Contracting in France
Michelle Reilly, managing director of CXC Global
With incredibly strong business and transport links and a rich culture, France has long been favoured as a destination of choice for contractors. Despite tough economic conditions in Europe, France’s economy is still growing, and GDP growth exceeded expectations in Q4 of 2015, expanding at a 0.3% quarter on quarter clip. Even against an ever-shifting geopolitical backdrop, the nation holds significant opportunities for highly specialised professionals operating across a wide variety of sectors.
Like many European nations, France’s ageing population is compounding acute skills shortages, particularly in the engineering and IT sectors, which is driving demand for specialist contractors. Not only is Paris a world renowned business destination but it’s also a well-established tech hub. Coined the Silicon Sentier, Paris has a booming start-up market and is also home to countless multinational giants. The government’s ‘La French Tech’ initiative is facilitating partnerships with other tech hubs across the globe to increase both innovation and the flow of international talent.
Engineering skills across a number of sectors are also in particularly high demand. Developments in the energy sector, such as the tidal projects in Paimpol-Bréhat and in Raz Blanchard, the latter of which will be installed as part of the 14MW Normandie Hydro project, will likely boost demand for contractors with relevant experience in the near future. While significant infrastructure developments such as the new high speed TVG link between Lyon and Turin, will undoubtedly continue to drive demand for highly skilled professionals for years to come.
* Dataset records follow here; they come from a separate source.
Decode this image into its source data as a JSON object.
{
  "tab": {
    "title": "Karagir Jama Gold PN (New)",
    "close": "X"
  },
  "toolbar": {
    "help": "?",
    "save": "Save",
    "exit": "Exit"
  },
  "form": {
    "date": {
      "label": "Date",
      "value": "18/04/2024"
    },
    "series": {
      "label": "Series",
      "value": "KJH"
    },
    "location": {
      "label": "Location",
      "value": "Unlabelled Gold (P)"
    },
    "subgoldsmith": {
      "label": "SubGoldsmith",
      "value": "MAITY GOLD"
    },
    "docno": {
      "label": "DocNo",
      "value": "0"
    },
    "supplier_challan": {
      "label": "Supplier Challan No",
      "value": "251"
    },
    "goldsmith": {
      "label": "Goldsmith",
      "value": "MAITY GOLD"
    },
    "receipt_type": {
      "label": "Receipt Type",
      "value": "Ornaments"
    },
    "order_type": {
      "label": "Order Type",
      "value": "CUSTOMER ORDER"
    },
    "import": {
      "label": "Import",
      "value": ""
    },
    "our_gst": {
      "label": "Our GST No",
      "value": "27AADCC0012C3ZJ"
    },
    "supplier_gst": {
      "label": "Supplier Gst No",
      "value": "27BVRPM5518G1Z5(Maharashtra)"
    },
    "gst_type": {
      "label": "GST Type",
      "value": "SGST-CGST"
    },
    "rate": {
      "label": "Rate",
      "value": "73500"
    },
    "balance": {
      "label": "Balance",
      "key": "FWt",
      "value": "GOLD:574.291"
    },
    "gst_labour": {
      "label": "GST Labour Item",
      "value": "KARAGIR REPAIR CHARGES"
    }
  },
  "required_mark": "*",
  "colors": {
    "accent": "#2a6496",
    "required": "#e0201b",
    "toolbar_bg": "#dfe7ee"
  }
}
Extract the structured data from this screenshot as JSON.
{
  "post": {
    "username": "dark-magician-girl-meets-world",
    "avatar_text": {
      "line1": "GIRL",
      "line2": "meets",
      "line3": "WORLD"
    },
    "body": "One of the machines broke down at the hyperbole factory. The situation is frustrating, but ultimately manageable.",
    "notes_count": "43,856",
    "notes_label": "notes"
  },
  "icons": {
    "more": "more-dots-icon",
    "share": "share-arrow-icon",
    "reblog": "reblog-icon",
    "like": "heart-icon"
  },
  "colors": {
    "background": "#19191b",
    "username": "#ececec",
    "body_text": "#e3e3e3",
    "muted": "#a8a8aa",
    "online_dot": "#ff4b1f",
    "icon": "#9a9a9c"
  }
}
Tax is slighter higher in France than the UK, but is comparable to many of its European neighbours – spanning from 14% up to 45% for the top earners. While contractors who are EU citizens won’t require a specific work permit, agencies placing contractors overseas in France should be aware that there are specific registration procedures that need to be adhered to, as well as slight nuances between the French tax system and our own. Dependant on the region, contractors may need to register their residence upon arrival or after three months - in some areas this is obligatory and the contractor may be liable to fines if improperly registered. Agencies should always consult with a specialist if they are unsure of any of the specific requirements.
While the EU referendum may lead some contractors to exercise caution over choosing France as a destination of choice for work, the nation holds a variety of opportunities for professionals in a number of different sectors. The rich and vibrant culture (and food) will make for a dynamic experience for any contractor who decide to make the leap over the Channel.